Citing new material unavailable to previous Stengel biographers and chroniclers of the New York Yankees, the author offers an informative, smoothly written account of a complex and relentlessly interesting subject. In 2009, the Major League Baseball Network sponsored a campaign to identify the most memorable “character” in the sport’s long history. Stengel placed first, ahead of Yogi Berra, Babe Ruth, Satchel Paige, and numerous other legends. Presumably, Stengel won because of his occasional antics on the field and in the dugout as well as for the way he spoke, an idiom dubbed in the 1930s as “Stengelese”—the New York Times described it as a “unique way of turning short answers into run-on sentences.” However, Appel demonstrates convincingly that Stengel was no clown. He could speak clearly and grammatically when he chose to do so, he was an insightful student and teacher of baseball, he understood how to connect with others, he was a sophisticated investor who accumulated wealth, and he was a loving husband to his wife for decades.
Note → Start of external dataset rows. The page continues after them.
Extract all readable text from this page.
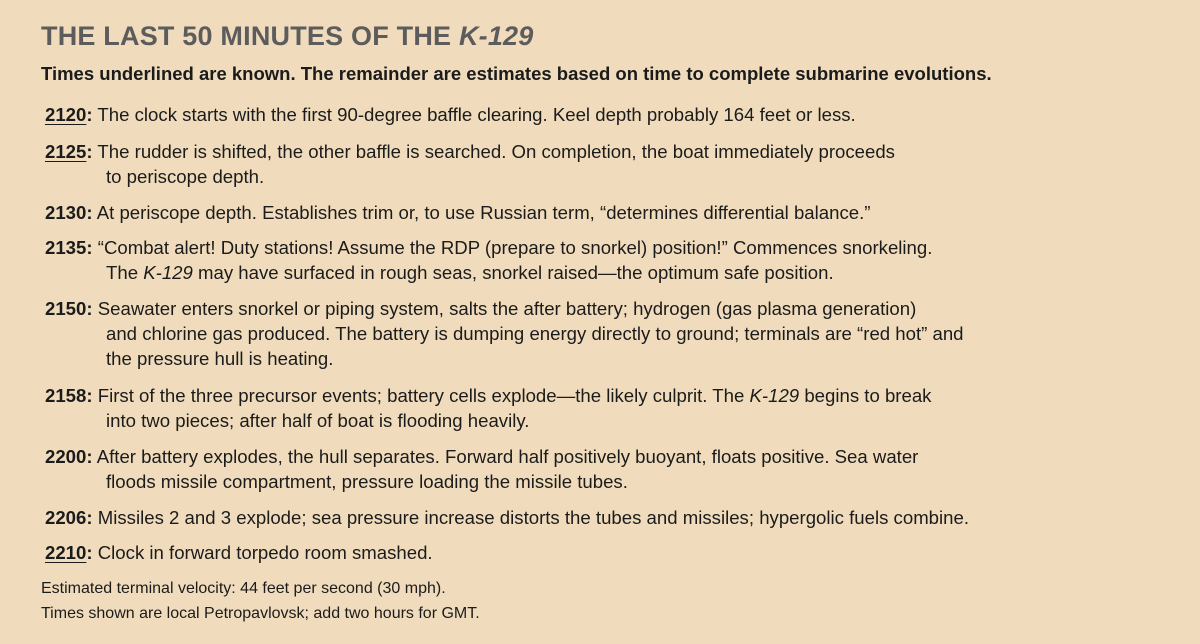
THE LAST 50 MINUTES OF THE K-129

Times underlined are known. The remainder are estimates based on time to complete submarine evolutions.

2120: The clock starts with the first 90-degree baffle clearing. Keel depth probably 164 feet or less.
2125: The rudder is shifted, the other baffle is searched. On completion, the boat immediately proceeds
to periscope depth.
2130: At periscope depth. Establishes trim or, to use Russian term, “determines differential balance.”
2135: “Combat alert! Duty stations! Assume the RDP (prepare to snorkel) position!” Commences snorkeling.
The K-129 may have surfaced in rough seas, snorkel raised—the optimum safe position.
2150: Seawater enters snorkel or piping system, salts the after battery; hydrogen (gas plasma generation)
and chlorine gas produced. The battery is dumping energy directly to ground; terminals are “red hot” and
the pressure hull is heating.
2158: First of the three precursor events; battery cells explode—the likely culprit. The K-129 begins to break
into two pieces; after half of boat is flooding heavily.
2200: After battery explodes, the hull separates. Forward half positively buoyant, floats positive. Sea water
floods missile compartment, pressure loading the missile tubes.
2206: Missiles 2 and 3 explode; sea pressure increase distorts the tubes and missiles; hypergolic fuels combine.
2210: Clock in forward torpedo room smashed.
Estimated terminal velocity: 44 feet per second (30 mph).
Times shown are local Petropavlovsk; add two hours for GMT.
Despite an unusual physique, he demonstrated outstanding athleticism as a youth and rose quickly through the ranks of professional baseball as a hitter and outfielder. After retiring from active playing, his baseball intelligence led him to managing in the minor and major leagues. Though his records with those early teams are unimpressive, when the New York Yankees hired Stengel to manage the 1949 season, the legend for winning began, lasting through 1960. After those remarkable baseball seasons, Stengel reluctantly retired, only to return in 1962 to lead the newly created New York Mets franchise. Stengel is unquestionably one of baseball’s most significant characters, and Appel is the perfect fit to chronicle his life.
One of the more skilled biographies baseball fans could hope to find.